Le président du tribunal a désigné M. Savouré, vice-président, en application des dispositions de l’article L. 511-2 du code de justice administrative.
Considérant ce qui suit :
Aux termes de l’article L. 521-1 du code de justice administrative : « Quand une décision administrative, même de rejet, fait l’objet d’une requête en annulation ou en réformation, le juge des référés, saisi d’une demande en ce sens, peut ordonner la suspension de l’exécution de cette décision, ou de certains de ses effets, lorsque l’urgence le justifie et qu’il est fait état d’un moyen propre à créer, en l’état de l’instruction, un doute sérieux quant à la légalité de la décision (…) ». Aux termes des deux premiers alinéas de l’article L. 522-1 du même code : « Le juge des référés statue au terme d'une procédure contradictoire écrite ou orale. / Lorsqu'il lui est demandé de prononcer les mesures visées aux articles L. 521-1 et L. 521-2, de les modifier ou d'y mettre fin, il informe sans délai les parties de la date et de l'heure de l'audience publique ». Aux termes de l’article L. 522-3 du même code : « Lorsque la demande ne présente pas un caractère d'urgence ou lorsqu'il apparaît manifeste, au vu de la demande, que celle-ci ne relève pas de la compétence de la juridiction administrative, qu'elle est irrecevable ou qu'elle est mal fondée, le juge des référés peut la rejeter par une ordonnance motivée sans qu'il y ait lieu d'appliquer les deux premiers alinéas de l'article L. 522-1 ».
Il ressort des pièces du dossier que la demande est toujours instruite par les services de la préfecture.

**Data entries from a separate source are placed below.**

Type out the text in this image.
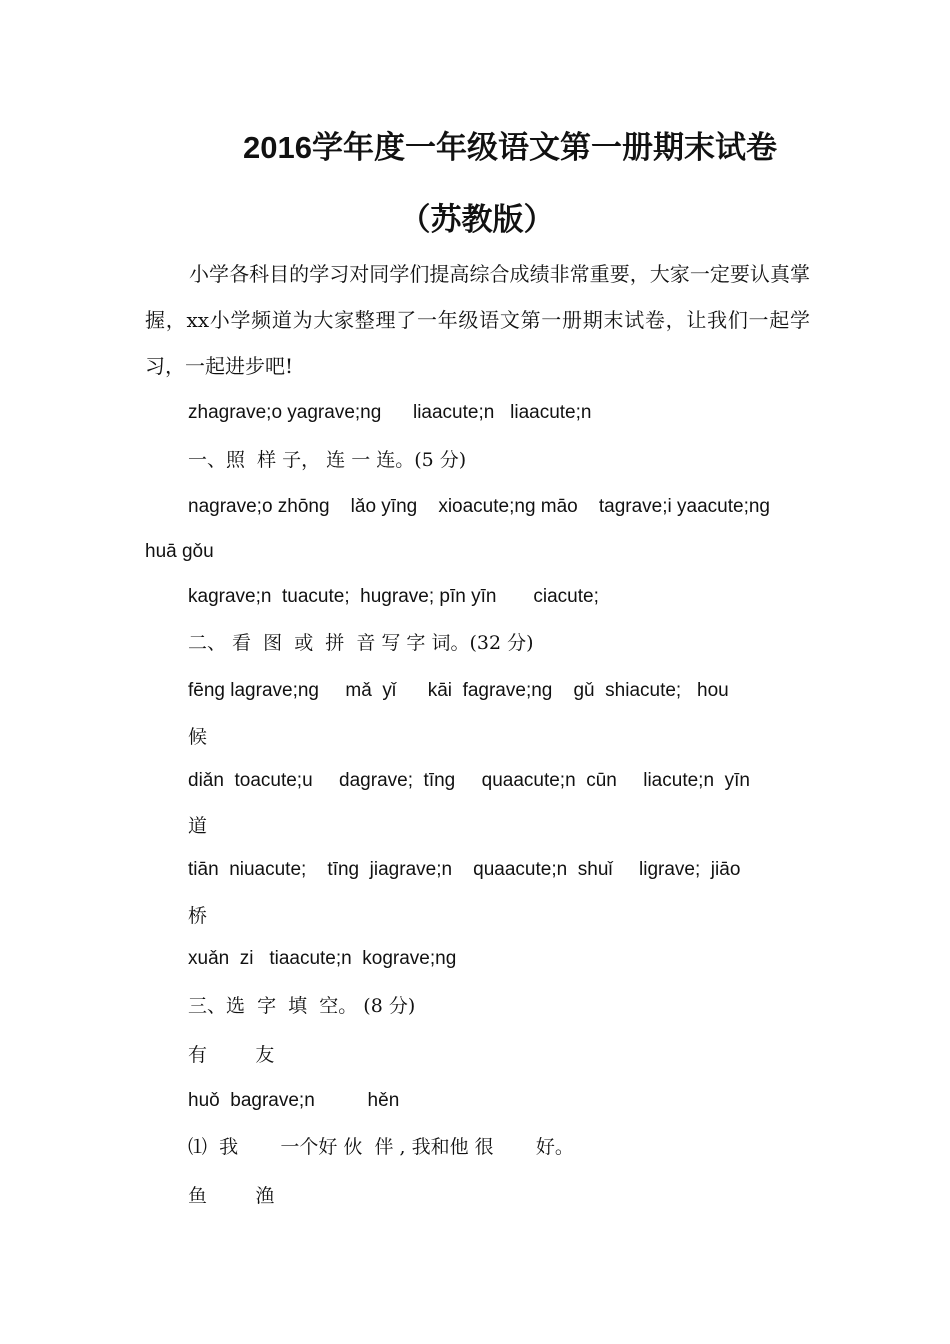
2016学年度一年级语文第一册期末试卷
（苏教版）
小学各科目的学习对同学们提高综合成绩非常重要，大家一定要认真掌握，xx小学频道为大家整理了一年级语文第一册期末试卷，让我们一起学习，一起进步吧!
zhagrave;o yagrave;ng      liaacute;n   liaacute;n
一、照  样 子， 连 一 连。(5 分)
nagrave;o zhōng    lǎo yīng    xioacute;ng māo    tagrave;i yaacute;ng
huā gǒu
kagrave;n  tuacute;  hugrave; pīn yīn       ciacute;
二、 看  图  或  拼  音 写 字 词。(32 分)
fēng lagrave;ng     mǎ  yǐ      kāi  fagrave;ng    gǔ  shiacute;   hou
候
diǎn  toacute;u     dagrave;  tīng     quaacute;n  cūn     liacute;n  yīn
道
tiān  niuacute;    tīng  jiagrave;n    quaacute;n  shuǐ     ligrave;  jiāo
桥
xuǎn  zi   tiaacute;n  kograve;ng
三、选  字  填  空。 (8 分)
有        友
huǒ  bagrave;n          hěn
⑴  我       一个好 伙  伴 , 我和他 很       好。
鱼        渔
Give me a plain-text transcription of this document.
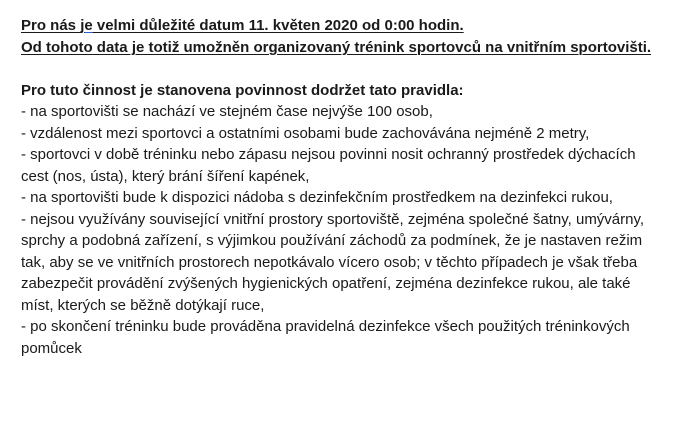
Pro nás je velmi důležité datum 11. květen 2020 od 0:00 hodin.
Od tohoto data je totiž umožněn organizovaný trénink sportovců na vnitřním sportovišti.
Pro tuto činnost je stanovena povinnost dodržet tato pravidla:
- na sportovišti se nachází ve stejném čase nejvýše 100 osob,
- vzdálenost mezi sportovci a ostatními osobami bude zachovávána nejméně 2 metry,
- sportovci v době tréninku nebo zápasu nejsou povinni nosit ochranný prostředek dýchacích cest (nos, ústa), který brání šíření kapének,
- na sportovišti bude k dispozici nádoba s dezinfekčním prostředkem na dezinfekci rukou,
- nejsou využívány související vnitřní prostory sportoviště, zejména společné šatny, umývárny, sprchy a podobná zařízení, s výjimkou používání záchodů za podmínek, že je nastaven režim tak, aby se ve vnitřních prostorech nepotkávalo vícero osob; v těchto případech je však třeba zabezpečit provádění zvýšených hygienických opatření, zejména dezinfekce rukou, ale také míst, kterých se běžně dotýkají ruce,
- po skončení tréninku bude prováděna pravidelná dezinfekce všech použitých tréninkových pomůcek
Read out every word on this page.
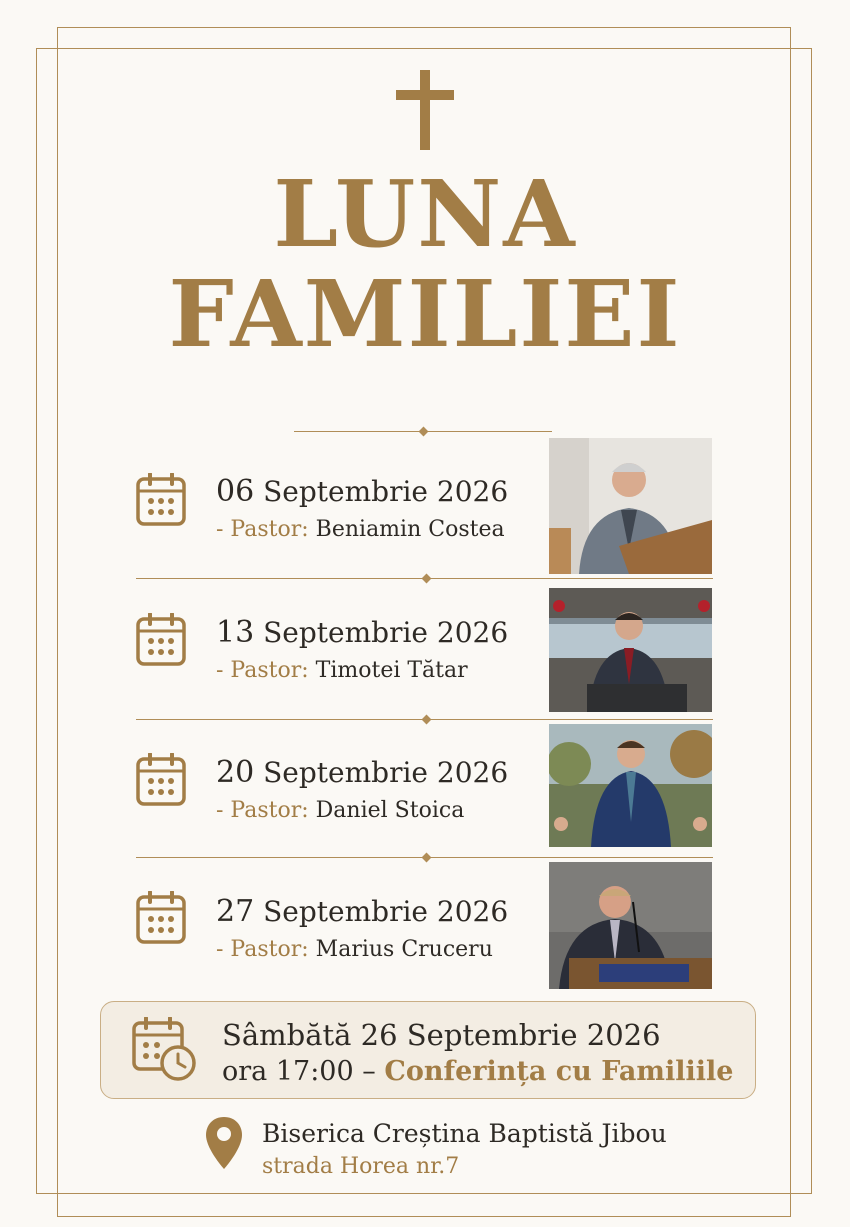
LUNA
FAMILIEI
06 Septembrie 2026
- Pastor: Beniamin Costea
13 Septembrie 2026
- Pastor: Timotei Tătar
20 Septembrie 2026
- Pastor: Daniel Stoica
27 Septembrie 2026
- Pastor: Marius Cruceru
Sâmbătă 26 Septembrie 2026
ora 17:00 – Conferința cu Familiile
Biserica Creștina Baptistă Jibou
strada Horea nr.7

En se bornant à faire état sans plus de précision de ce qu’elle a respecté les textes applicables et de ce que le rejet implicite la place en situation irrégulière et ne lui permet pas de jouir de sa liberté de circulation dans l’Union européenne alors qu’elle a conclu un pacte civil de solidarité avec un ressortissant espagnol résidant en France, la requérante ne justifie pas de l’urgence à rendre une décision à bref délai. Dans ces conditions, la requête de Mme B... A... doit être rejetée par application de l’article L. 522-3 du code de justice administrative.
Les dispositions de l’article L. 761-1 du code de justice administrative font obstacle à ce que le tribunal mette à la charge de l’Etat, qui n’est pas partie perdante, la somme que Mme B... A... demande au titre des frais non compris dans les dépens.
O R D O N N E :
Article 1er : La requête de Mme B... A... est rejetée.
Article 2 : La présente ordonnance sera notifiée à Mme B... A... et au ministre de l’intérieur.
Copie en sera adressée à la préfète de la Haute-Savoie.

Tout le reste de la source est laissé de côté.